Black pepper is similarly divisive. While some add it to their finished dish without a second thought, others note that few Romans use black pepper in tandem with red pepper flakes in this or any recipe. Italian food historians also note that dried red peppers were more accessible than black peppercorns in pre-World War II Italy, and thus better suited to everyday fare like sauced pasta. Then again, canned tomatoes weren’t always widely available in Italy either, which adds another wrinkle.
Like any classic dish, bucatini all’amatriciana doesn’t escape debates over origin and ownership. Residents of Amatrice, a town in Lazio, Italy, claim it as theirs. Meanwhile, some Romans see it as part of a big-city trinity that also includes pasta carbonara, a crowd pleaser made with cheese, eggs and pork; and pasta alla gricio, which combines guanciale with cheese and black pepper.
How to Make Bucatini all’Amatriciana
Wherever you stand, this recipe for bucatini all’amatriciana creates a savory, sophisticated dish that comes to the table in less than 45 minutes.
As with most recipes that have very few ingredients, it pays to buy the best quality you can afford. The caliber of your pork is especially crucial. While slab pancetta works, quality guanciale gives the finished sauce a subtly smoky flavor and rich texture that neither overwhelms nor gets lost in the bright, zesty tomatoes or spicy red chilies.
That said, if all you have is supermarket bacon, you can still make a satisfying, amatriciana-adjacent pasta. Cook the bacon low and slow to keep its texture silky and pour off half of the rendered fat before you add the tomatoes and chilies.
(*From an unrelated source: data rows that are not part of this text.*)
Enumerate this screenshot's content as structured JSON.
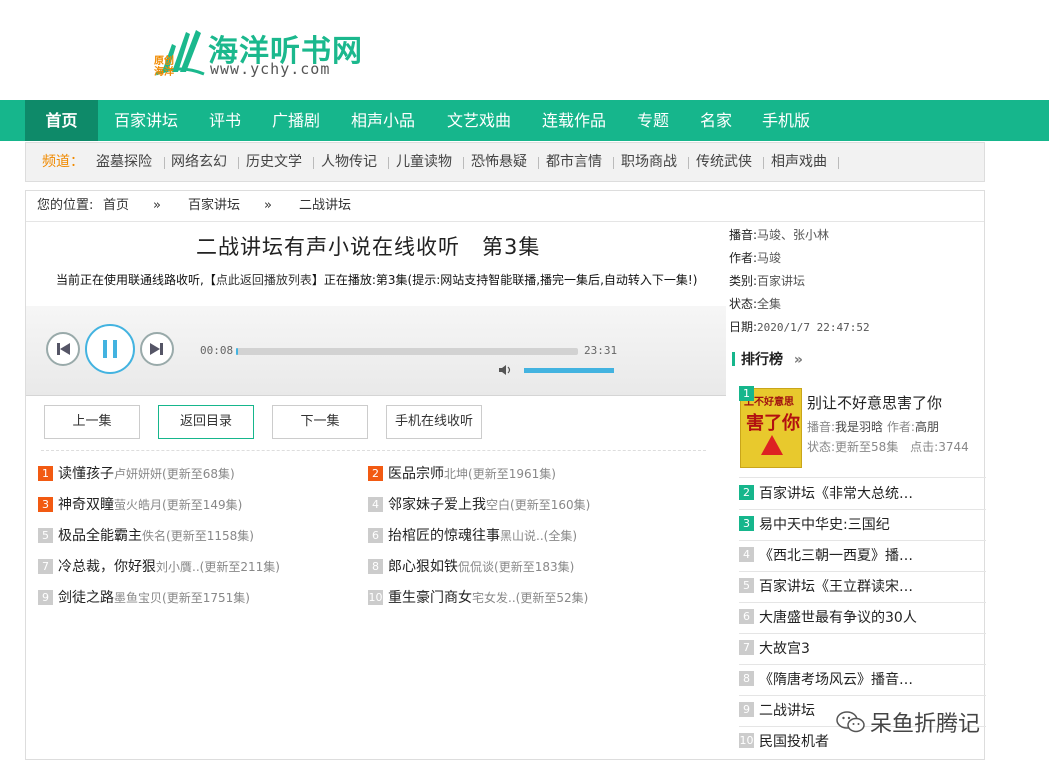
{
  "logo": {
    "cn": "海洋听书网",
    "url": "www.ychy.com",
    "tag1": "原创",
    "tag2": "海洋"
  },
  "nav": [
    {
      "label": "首页",
      "active": true
    },
    {
      "label": "百家讲坛"
    },
    {
      "label": "评书"
    },
    {
      "label": "广播剧"
    },
    {
      "label": "相声小品"
    },
    {
      "label": "文艺戏曲"
    },
    {
      "label": "连载作品"
    },
    {
      "label": "专题"
    },
    {
      "label": "名家"
    },
    {
      "label": "手机版"
    }
  ],
  "channels": {
    "label": "频道：",
    "items": [
      "盗墓探险",
      "网络玄幻",
      "历史文学",
      "人物传记",
      "儿童读物",
      "恐怖悬疑",
      "都市言情",
      "职场商战",
      "传统武侠",
      "相声戏曲"
    ]
  },
  "breadcrumb": {
    "prefix": "您的位置:",
    "home": "首页",
    "sep": "»",
    "cat": "百家讲坛",
    "current": "二战讲坛"
  },
  "title": "二战讲坛有声小说在线收听　第3集",
  "notice": {
    "part1": "当前正在使用联通线路收听,【",
    "link": "点此返回播放列表",
    "part2": "】正在播放:第3集(提示:网站支持智能联播,播完一集后,自动转入下一集!)"
  },
  "player": {
    "current": "00:08",
    "total": "23:31",
    "progress": 0.006,
    "volume": 1.0
  },
  "actions": {
    "prev": "上一集",
    "back": "返回目录",
    "next": "下一集",
    "mobile": "手机在线收听"
  },
  "related": [
    {
      "n": "1",
      "title": "读懂孩子",
      "author": "卢妍妍妍",
      "upd": "(更新至68集)"
    },
    {
      "n": "2",
      "title": "医品宗师",
      "author": "北坤",
      "upd": "(更新至1961集)"
    },
    {
      "n": "3",
      "title": "神奇双瞳",
      "author": "萤火皓月",
      "upd": "(更新至149集)"
    },
    {
      "n": "4",
      "title": "邻家妹子爱上我",
      "author": "空白",
      "upd": "(更新至160集)"
    },
    {
      "n": "5",
      "title": "极品全能霸主",
      "author": "佚名",
      "upd": "(更新至1158集)"
    },
    {
      "n": "6",
      "title": "抬棺匠的惊魂往事",
      "author": "黑山说..",
      "upd": "(全集)"
    },
    {
      "n": "7",
      "title": "冷总裁，你好狠",
      "author": "刘小贋..",
      "upd": "(更新至211集)"
    },
    {
      "n": "8",
      "title": "郎心狠如铁",
      "author": "侃侃谈",
      "upd": "(更新至183集)"
    },
    {
      "n": "9",
      "title": "剑徒之路",
      "author": "墨鱼宝贝",
      "upd": "(更新至1751集)"
    },
    {
      "n": "10",
      "title": "重生豪门商女",
      "author": "宅女发..",
      "upd": "(更新至52集)"
    }
  ],
  "info": {
    "anchor_k": "播音:",
    "anchor_v": "马竣、张小林",
    "writer_k": "作者:",
    "writer_v": "马竣",
    "cat_k": "类别:",
    "cat_v": "百家讲坛",
    "state_k": "状态:",
    "state_v": "全集",
    "date_k": "日期:",
    "date_v": "2020/1/7 22:47:52"
  },
  "rank": {
    "head": "排行榜",
    "arrow": "»",
    "top": {
      "n": "1",
      "title": "别让不好意思害了你",
      "anchor_k": "播音:",
      "anchor_v": "我是羽晗",
      "writer_k": "作者:",
      "writer_v": "高朋",
      "state_k": "状态:",
      "state_v": "更新至58集",
      "clicks": "点击:3744",
      "cover_t1": "上不好意思",
      "cover_t2": "害了你"
    },
    "items": [
      {
        "n": "2",
        "title": "百家讲坛《非常大总统…"
      },
      {
        "n": "3",
        "title": "易中天中华史:三国纪"
      },
      {
        "n": "4",
        "title": "《西北三朝一西夏》播…"
      },
      {
        "n": "5",
        "title": "百家讲坛《王立群读宋…"
      },
      {
        "n": "6",
        "title": "大唐盛世最有争议的30人"
      },
      {
        "n": "7",
        "title": "大故宫3"
      },
      {
        "n": "8",
        "title": "《隋唐考场风云》播音…"
      },
      {
        "n": "9",
        "title": "二战讲坛"
      },
      {
        "n": "10",
        "title": "民国投机者"
      }
    ]
  },
  "watermark": "呆鱼折腾记"
}
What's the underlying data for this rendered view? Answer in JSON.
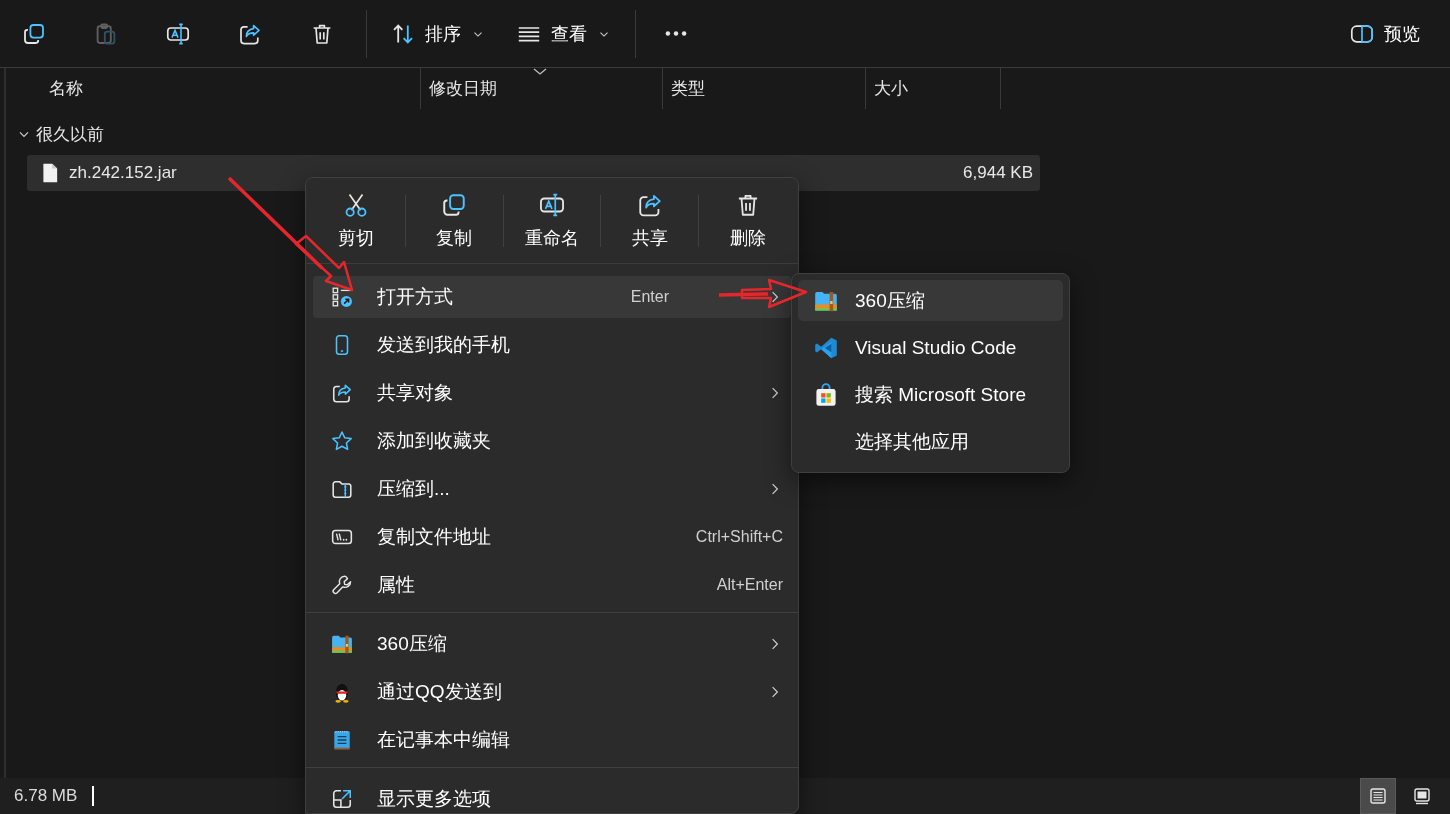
{
  "toolbar": {
    "actions": [
      {
        "kind": "copy",
        "disabled": false
      },
      {
        "kind": "paste",
        "disabled": true
      },
      {
        "kind": "rename",
        "disabled": false
      },
      {
        "kind": "share",
        "disabled": false
      },
      {
        "kind": "delete",
        "disabled": false
      }
    ],
    "sort": {
      "label": "排序"
    },
    "view": {
      "label": "查看"
    },
    "preview": {
      "label": "预览"
    }
  },
  "columns": [
    {
      "label": "名称",
      "sorted": false
    },
    {
      "label": "修改日期",
      "sorted": true
    },
    {
      "label": "类型",
      "sorted": false
    },
    {
      "label": "大小",
      "sorted": false
    }
  ],
  "groups": [
    {
      "label": "很久以前",
      "expanded": true,
      "files": [
        {
          "name": "zh.242.152.jar",
          "size": "6,944 KB",
          "selected": true
        }
      ]
    }
  ],
  "context_menu": {
    "actions": [
      {
        "kind": "cut",
        "label": "剪切"
      },
      {
        "kind": "copy",
        "label": "复制"
      },
      {
        "kind": "rename",
        "label": "重命名"
      },
      {
        "kind": "share",
        "label": "共享"
      },
      {
        "kind": "delete",
        "label": "删除"
      }
    ],
    "sections": [
      [
        {
          "kind": "openwith",
          "label": "打开方式",
          "shortcut": "Enter",
          "submenu": true,
          "selected": true
        },
        {
          "kind": "phone",
          "label": "发送到我的手机",
          "submenu": false,
          "selected": false
        },
        {
          "kind": "share",
          "label": "共享对象",
          "submenu": true,
          "selected": false
        },
        {
          "kind": "star",
          "label": "添加到收藏夹",
          "submenu": false,
          "selected": false
        },
        {
          "kind": "zipfolder",
          "label": "压缩到...",
          "submenu": true,
          "selected": false
        },
        {
          "kind": "path",
          "label": "复制文件地址",
          "shortcut": "Ctrl+Shift+C",
          "submenu": false,
          "selected": false
        },
        {
          "kind": "wrench",
          "label": "属性",
          "shortcut": "Alt+Enter",
          "submenu": false,
          "selected": false
        }
      ],
      [
        {
          "kind": "archive",
          "label": "360压缩",
          "submenu": true,
          "selected": false
        },
        {
          "kind": "qq",
          "label": "通过QQ发送到",
          "submenu": true,
          "selected": false
        },
        {
          "kind": "notepad",
          "label": "在记事本中编辑",
          "submenu": false,
          "selected": false
        }
      ],
      [
        {
          "kind": "moreopts",
          "label": "显示更多选项",
          "submenu": false,
          "selected": false
        }
      ]
    ]
  },
  "submenu": {
    "items": [
      {
        "kind": "archive",
        "label": "360压缩",
        "selected": true
      },
      {
        "kind": "vscode",
        "label": "Visual Studio Code",
        "selected": false
      },
      {
        "kind": "store",
        "label": "搜索 Microsoft Store",
        "selected": false
      },
      {
        "kind": "none",
        "label": "选择其他应用",
        "selected": false
      }
    ]
  },
  "status_bar": {
    "size": "6.78 MB",
    "views": [
      {
        "kind": "details",
        "selected": true
      },
      {
        "kind": "tiles",
        "selected": false
      }
    ]
  }
}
Bucatini is the traditional and recommended pasta, but you can make a very tasty iteration with spaghetti or, if you’re feeling extra iconoclastic, penne.
Note, this version isn’t very spicy, so it’s worth serving extra red pepper flakes alongside so each person can customize their plate.
Time/Servings
Cook Time
–
30 min.
Serving Size
–
4
Ingredients
1 tablespoon olive oil
6 ounces guanciale, cut into batons approximately ½ inch by 2½ inches
½ teaspoon red pepper flakes, plus more to serve
1 28-ounce can whole peeled tomatoes, roughly chopped and juices reserved
1 pound dried bucatini (see note above)
1/3 cup Pecorino Romano, finely grated
Healthy pinch of salt, for pasta water
Directions
In large sauté pan, add olive oil over medium-low heat. After 30 seconds, add guanciale and cook, stirring occasionally until fat renders and batons appear golden, approximately 5 minutes. If guanciale starts to brown, lower heat and stir to keep pork from getting too much color.
Turn heat to low and add tomatoes, their juices and red pepper flakes to the pan. Cook 8–10 minutes to marry flavors and rid tomatoes of any tinned taste, taking care not to reduce sauce.
While sauce cooks, bring large pot of heavily salted water to boil. Add bucatini and cook until al dente, 5–8 minutes.
Use tongs to transfer bucatini directly to pan with sauce, and toss over low heat to coat. With measuring cup or ladle, add ¼ cup pasta water to the pan and toss again until sauce comes together, 1–2 minutes.
Remove from heat and add Pecorino, tossing again until pasta strands take on glossy sheen.
Plate into four bowls and serve with additional red pepper flakes.